Recentemente, três grupos de 24 crianças chinesas foram alimentados com arroz dourado, espinafres ou com cápsulas de beta-caroteno durante um ensaio científico. O organizador, com o acordo dos conselhos de revisão ética envolvidos e as orientações do governo dos EUA, mas em retrospectiva insensatamente, não disse aos seus pais que estavam envolvidos alimentos geneticamente modificados. O inferno começou, os cientistas foram presos, e depois despedidos. A Greenpeace teve exactamente o que queria: um escândalo envolvendo o arroz dourado. Não importa que nenhum dano tenha ocorrido, ou que pudesse ter sido ocorrido - a percepção é tudo.

Tirando partido de actuar em casa, a Greenpeace interpôs um processo judicial nas Filipinas contra as beringelas resistentes a insectos. Em consequência, a modificação genética poderá ter que parar nas Filipinas, onde o arroz dourado está sendo testado no campo. Os verdes estão desesperados por impedir o arroz dourado porque ele enfraquece todas as suas críticas às culturas GM. Não tem fins lucrativos, é gratuito, é um reforço nutritivo e é de maior valia para os pobres do que para os ricos: só os agricultores que ganham menos de 10 mil dólares por ano serão autorizados a vender as sementes. A verdade é que as culturas GM já demonstraram ser amigas dos pobres: elas permitiram que pessoas na Índia e no Burkina Faso cultivem algodão praticamente sem recurso a insecticidas, por exemplo. A sua cultura aumentou tremendamente a produtividade agrícola, reduziu o uso dos pesticidas e trouxe de volta a fauna selvagem às terras agrícolas.

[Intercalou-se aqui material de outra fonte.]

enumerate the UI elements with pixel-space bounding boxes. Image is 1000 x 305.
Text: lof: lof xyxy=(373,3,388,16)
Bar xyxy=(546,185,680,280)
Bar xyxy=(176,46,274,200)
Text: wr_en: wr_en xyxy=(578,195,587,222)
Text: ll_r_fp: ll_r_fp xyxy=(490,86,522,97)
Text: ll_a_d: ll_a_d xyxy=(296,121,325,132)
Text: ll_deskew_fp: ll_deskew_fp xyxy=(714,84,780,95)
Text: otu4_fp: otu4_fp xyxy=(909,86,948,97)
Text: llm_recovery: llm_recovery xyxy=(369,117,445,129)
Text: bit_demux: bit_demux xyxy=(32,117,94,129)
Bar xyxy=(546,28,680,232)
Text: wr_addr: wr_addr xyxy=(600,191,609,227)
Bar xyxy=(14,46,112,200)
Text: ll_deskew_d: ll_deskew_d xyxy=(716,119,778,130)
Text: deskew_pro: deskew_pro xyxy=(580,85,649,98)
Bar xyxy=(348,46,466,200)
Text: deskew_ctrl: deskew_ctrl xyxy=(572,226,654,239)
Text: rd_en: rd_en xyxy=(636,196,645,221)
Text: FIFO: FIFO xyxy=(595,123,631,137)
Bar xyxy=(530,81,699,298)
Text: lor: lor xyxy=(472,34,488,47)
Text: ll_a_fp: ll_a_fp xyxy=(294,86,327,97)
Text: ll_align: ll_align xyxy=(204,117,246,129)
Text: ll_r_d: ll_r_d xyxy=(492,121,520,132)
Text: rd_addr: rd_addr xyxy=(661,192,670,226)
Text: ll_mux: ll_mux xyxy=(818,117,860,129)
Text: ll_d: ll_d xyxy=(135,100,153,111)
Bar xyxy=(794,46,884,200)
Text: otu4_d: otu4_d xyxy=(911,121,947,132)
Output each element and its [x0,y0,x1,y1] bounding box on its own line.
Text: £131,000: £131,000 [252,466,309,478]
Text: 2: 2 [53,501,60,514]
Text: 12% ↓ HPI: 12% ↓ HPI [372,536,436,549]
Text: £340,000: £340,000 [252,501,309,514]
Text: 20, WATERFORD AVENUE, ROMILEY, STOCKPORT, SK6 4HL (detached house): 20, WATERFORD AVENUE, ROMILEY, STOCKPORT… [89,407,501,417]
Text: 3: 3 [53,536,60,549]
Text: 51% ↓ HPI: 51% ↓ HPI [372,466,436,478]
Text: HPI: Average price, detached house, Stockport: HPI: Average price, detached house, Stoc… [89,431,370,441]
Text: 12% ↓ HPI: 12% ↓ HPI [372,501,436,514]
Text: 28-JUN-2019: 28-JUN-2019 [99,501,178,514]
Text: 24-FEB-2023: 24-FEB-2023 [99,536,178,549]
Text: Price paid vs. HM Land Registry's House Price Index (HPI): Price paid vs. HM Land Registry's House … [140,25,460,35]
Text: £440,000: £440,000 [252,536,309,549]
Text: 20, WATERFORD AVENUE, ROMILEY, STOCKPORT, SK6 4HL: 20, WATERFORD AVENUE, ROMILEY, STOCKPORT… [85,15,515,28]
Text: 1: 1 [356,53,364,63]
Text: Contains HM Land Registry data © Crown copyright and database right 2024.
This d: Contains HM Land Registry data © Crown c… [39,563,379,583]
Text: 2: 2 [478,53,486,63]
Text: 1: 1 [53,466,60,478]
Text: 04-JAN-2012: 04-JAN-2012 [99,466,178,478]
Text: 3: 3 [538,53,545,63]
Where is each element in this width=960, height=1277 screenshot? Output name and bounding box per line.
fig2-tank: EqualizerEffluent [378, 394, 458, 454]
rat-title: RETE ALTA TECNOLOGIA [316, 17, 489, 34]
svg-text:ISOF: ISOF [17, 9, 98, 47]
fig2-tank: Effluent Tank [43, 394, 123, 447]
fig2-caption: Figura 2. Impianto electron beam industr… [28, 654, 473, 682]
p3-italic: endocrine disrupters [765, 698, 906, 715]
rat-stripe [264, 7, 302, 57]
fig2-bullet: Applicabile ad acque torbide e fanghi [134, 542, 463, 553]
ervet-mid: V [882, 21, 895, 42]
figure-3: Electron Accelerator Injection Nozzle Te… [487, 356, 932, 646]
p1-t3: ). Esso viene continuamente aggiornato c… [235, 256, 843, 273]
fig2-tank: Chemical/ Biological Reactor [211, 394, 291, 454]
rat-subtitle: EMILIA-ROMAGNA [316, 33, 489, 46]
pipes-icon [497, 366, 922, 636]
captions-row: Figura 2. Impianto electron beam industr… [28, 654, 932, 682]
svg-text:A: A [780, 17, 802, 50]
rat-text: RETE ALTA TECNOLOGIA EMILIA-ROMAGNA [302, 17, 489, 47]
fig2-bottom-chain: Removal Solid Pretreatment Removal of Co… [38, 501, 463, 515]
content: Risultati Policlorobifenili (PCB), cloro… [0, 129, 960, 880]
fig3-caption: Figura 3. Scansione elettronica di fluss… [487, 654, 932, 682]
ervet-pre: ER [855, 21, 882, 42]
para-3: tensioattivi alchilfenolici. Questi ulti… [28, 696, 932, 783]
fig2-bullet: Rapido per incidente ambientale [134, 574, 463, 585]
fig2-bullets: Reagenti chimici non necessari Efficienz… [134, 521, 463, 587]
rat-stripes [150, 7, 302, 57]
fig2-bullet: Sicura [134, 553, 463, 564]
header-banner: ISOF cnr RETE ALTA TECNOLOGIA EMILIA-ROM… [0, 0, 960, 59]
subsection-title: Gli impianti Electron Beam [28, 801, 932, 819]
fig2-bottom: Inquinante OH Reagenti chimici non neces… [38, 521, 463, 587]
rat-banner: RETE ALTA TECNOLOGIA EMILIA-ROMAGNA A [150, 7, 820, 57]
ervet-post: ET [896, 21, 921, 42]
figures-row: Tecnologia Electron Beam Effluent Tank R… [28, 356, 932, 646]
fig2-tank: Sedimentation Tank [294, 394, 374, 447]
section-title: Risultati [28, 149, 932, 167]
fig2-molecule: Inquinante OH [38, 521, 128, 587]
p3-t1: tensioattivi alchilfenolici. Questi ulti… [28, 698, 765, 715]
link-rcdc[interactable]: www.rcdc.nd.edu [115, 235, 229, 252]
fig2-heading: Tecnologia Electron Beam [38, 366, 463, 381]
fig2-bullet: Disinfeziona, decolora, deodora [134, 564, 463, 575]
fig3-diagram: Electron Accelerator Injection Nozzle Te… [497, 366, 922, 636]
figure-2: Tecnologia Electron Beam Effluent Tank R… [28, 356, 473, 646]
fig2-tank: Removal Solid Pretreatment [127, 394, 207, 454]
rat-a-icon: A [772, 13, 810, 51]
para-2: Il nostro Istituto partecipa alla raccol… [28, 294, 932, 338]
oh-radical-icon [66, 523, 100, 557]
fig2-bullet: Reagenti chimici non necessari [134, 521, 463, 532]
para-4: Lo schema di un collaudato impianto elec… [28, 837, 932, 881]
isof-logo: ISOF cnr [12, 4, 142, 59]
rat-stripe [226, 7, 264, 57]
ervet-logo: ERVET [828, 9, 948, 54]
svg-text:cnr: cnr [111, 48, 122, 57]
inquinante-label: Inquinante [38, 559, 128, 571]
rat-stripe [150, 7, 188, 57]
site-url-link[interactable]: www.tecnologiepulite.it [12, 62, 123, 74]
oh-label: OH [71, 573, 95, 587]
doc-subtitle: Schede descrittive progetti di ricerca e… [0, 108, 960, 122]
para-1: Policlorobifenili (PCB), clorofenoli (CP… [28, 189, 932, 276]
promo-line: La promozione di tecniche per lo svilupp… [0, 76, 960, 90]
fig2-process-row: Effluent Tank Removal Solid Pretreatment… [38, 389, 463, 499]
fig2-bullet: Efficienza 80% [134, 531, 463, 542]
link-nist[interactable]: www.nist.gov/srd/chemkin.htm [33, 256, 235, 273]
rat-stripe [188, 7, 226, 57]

Em vez disso, imagine-se um sistema agrícola que frequentemente esgota o solo, necessita de mais terra, ocasionalmente mata pessoas através de alimentos contaminados, utiliza mudanças genéticas despercebidas e desordenadas causadas por raios gama e licencia sprays tóxicos antiquados. Proibi-lo-íamos, não?

Bem, a agricultura orgânica é isso. Porque recusa fertilizantes inorgânicos, esgota a fertilidade do solo a menos que um agricultor seja suficientemente rico para se dar ao luxo de usar estrume vindo de outros lugares. Porque as sua produtividades são mais baixas, usa cerca de duas vezes mais terra que a agricultura inorgânica para produzir a mesma quantidade de alimentos. Porque utiliza estrume, corre o risco de ocorrência de surtos de intoxicação alimentar fatal como aquele em que rebentos de soja orgânicos alemães mataram 53 pessoas em 2011. Porque alegremente usa variedades de culturas como a cevada "promessa dourada" cujos genes foram deliberadamente misturados por raios gama numa instalação nuclear, não tem quaisquer escrúpulos acerca das alterações genéticas aleatórias, apenas daquelas que são específicas (e precisas). E porque permite a utilização de pesticidas anteriores à guerra, está feliz por licenciar fungicidas químicos à base de cobre.

Entretanto, pelo menos meio milhão, talvez mesmo dois milhões de crianças morrem anualmente da evitável deficiência de vitamina A. Na vossa consciência, Greenpeace.